Proof: Suppose $\alpha(L) \cap M_1 = \alpha(L) \cap M_2$. Let $l_1 \in \alpha^{-1}(M_1)$, then $\alpha(l_1) \in M_1$ and $\alpha(l_1) \in \alpha(L)$ trivially, so we have $\alpha(l_1) \in \alpha(L) \cap M_1 = \alpha(L) \cap M_2$ which means $\alpha(l_1) \in M_2$ and hence $l_1 \in \alpha^{-1}(M_2)$. Thus we've shown that $\alpha^{-1}(M_1) \subseteq \alpha^{-1}(M_2)$. The reverse containment follows from symmetric reasoning.
Conversely, suppose that $\alpha^{-1}(M_1) = \alpha^{-1}(M_2)$. Let $m_1 \in \alpha(L) \cap M_1$, then $m_1 \in \alpha(L)$ so there exists $l_1 \in L$ such that $m_1 = \alpha(l_1) \in M_1$. This means that $l_1 \in \alpha^{-1}(M_1) = \alpha^{-1}(M_2)$ so $m_1 = \alpha(l_1) \in M_2$. Hence $m_1 \in \alpha(L) \cap M_2$. Thus we've shown that $\alpha(L) \cap M_1 \subseteq \alpha(L) \cap M_2$. The reverse containment follows from symmetric reasoning.
Now, if we remove the hypothesis that $M_1 \subseteq M_2 \subseteq M$, then the statement doesn't hold.
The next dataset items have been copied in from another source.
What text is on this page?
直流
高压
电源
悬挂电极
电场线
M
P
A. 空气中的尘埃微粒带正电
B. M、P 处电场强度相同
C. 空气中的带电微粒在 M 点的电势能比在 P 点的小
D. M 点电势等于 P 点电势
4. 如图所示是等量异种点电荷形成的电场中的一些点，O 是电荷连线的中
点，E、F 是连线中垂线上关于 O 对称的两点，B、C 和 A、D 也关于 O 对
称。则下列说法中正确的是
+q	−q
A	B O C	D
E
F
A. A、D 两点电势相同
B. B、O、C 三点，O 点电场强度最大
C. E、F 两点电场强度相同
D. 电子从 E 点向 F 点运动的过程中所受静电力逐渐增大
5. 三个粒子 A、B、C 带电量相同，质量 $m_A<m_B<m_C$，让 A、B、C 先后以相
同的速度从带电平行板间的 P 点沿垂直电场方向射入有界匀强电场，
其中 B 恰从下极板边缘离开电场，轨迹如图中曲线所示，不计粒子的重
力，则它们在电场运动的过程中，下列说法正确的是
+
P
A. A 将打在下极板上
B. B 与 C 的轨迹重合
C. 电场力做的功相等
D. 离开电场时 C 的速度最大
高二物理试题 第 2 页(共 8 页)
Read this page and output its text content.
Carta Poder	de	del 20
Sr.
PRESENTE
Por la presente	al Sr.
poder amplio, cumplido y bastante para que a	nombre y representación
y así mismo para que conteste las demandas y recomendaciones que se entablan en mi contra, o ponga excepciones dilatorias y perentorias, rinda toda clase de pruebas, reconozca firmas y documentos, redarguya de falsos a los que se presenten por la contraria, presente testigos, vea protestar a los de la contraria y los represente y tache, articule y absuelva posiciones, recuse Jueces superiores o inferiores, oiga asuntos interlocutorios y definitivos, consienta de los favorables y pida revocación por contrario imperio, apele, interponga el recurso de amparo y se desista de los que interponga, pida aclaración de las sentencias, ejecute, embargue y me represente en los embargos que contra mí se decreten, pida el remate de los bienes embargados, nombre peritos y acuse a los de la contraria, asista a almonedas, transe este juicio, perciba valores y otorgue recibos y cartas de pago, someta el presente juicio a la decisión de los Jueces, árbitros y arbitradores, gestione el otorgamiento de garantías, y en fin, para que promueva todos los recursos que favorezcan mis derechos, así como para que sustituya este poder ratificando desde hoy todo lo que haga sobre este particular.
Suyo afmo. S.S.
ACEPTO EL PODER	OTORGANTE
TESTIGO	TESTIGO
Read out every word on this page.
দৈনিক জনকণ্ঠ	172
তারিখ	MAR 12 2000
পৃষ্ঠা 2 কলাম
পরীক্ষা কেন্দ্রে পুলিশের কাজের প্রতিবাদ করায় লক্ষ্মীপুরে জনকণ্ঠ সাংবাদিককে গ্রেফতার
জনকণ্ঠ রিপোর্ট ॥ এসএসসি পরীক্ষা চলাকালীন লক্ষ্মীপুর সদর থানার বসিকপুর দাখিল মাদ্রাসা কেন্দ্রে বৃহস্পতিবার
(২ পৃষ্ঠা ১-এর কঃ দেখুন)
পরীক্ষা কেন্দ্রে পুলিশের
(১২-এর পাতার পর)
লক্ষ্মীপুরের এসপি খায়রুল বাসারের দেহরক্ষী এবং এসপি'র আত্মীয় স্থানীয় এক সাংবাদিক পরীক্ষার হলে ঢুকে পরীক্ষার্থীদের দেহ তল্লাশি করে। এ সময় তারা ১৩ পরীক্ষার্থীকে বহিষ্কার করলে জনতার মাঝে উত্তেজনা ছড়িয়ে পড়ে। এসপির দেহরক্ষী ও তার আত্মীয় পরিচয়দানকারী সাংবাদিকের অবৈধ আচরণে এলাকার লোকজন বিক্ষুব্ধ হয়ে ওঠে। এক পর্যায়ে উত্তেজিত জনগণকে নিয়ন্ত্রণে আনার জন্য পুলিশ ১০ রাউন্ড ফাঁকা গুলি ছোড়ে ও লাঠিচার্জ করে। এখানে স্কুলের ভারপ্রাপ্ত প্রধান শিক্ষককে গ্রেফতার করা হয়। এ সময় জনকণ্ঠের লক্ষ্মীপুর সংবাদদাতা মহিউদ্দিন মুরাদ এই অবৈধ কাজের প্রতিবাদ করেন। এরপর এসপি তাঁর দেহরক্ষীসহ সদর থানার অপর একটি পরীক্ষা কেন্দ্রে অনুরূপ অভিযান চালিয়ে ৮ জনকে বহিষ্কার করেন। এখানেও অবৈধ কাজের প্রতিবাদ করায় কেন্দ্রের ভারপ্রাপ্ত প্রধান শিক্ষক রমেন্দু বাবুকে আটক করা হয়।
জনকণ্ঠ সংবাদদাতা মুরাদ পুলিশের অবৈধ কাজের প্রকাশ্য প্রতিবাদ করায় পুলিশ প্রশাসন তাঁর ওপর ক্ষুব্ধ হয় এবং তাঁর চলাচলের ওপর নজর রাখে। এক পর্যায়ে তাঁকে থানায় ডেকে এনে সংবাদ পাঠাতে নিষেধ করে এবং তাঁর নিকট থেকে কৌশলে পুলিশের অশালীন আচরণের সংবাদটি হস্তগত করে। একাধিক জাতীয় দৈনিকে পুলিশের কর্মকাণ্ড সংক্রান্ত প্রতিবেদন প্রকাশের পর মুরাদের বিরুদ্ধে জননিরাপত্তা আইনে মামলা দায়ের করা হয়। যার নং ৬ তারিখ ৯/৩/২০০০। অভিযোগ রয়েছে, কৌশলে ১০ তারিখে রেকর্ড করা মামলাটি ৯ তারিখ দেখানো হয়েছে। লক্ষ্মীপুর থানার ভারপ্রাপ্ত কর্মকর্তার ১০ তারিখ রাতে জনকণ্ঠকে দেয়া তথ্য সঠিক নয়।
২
The example given in the comments is perfect to show this:
Define $L := \mathbb Z$, $M := \mathbb Z \times \mathbb Z$, $N := \mathbb Z$.
Define $\alpha : L \to M$ by $\alpha(x) = (x, 0)$. Define $\beta : M \to N$ by $\beta(x, y) = x$. Notice that $\alpha$ is clearly injective, $\beta$ is clearly surjective, and $\operatorname{im} \alpha = \ker \beta$, so this in fact defines a short exact sequence.
Define $M_1 := \{(x, x) : x \in \mathbb Z\}$ and $M_2 := \{(-x, x) : x \in \mathbb Z\}$. (Notice that neither is contained in the other!)
Observe that $\beta(M_1) = \beta(M_2) = \mathbb Z$, so that hypothesis has been satisfied. Observe that $\alpha^{-1}(M_1) = \alpha^{-1}(M_2) = \{0\} = 0$, so that hypothesis has been satisfied. But clearly $M_1 \neq M_2$!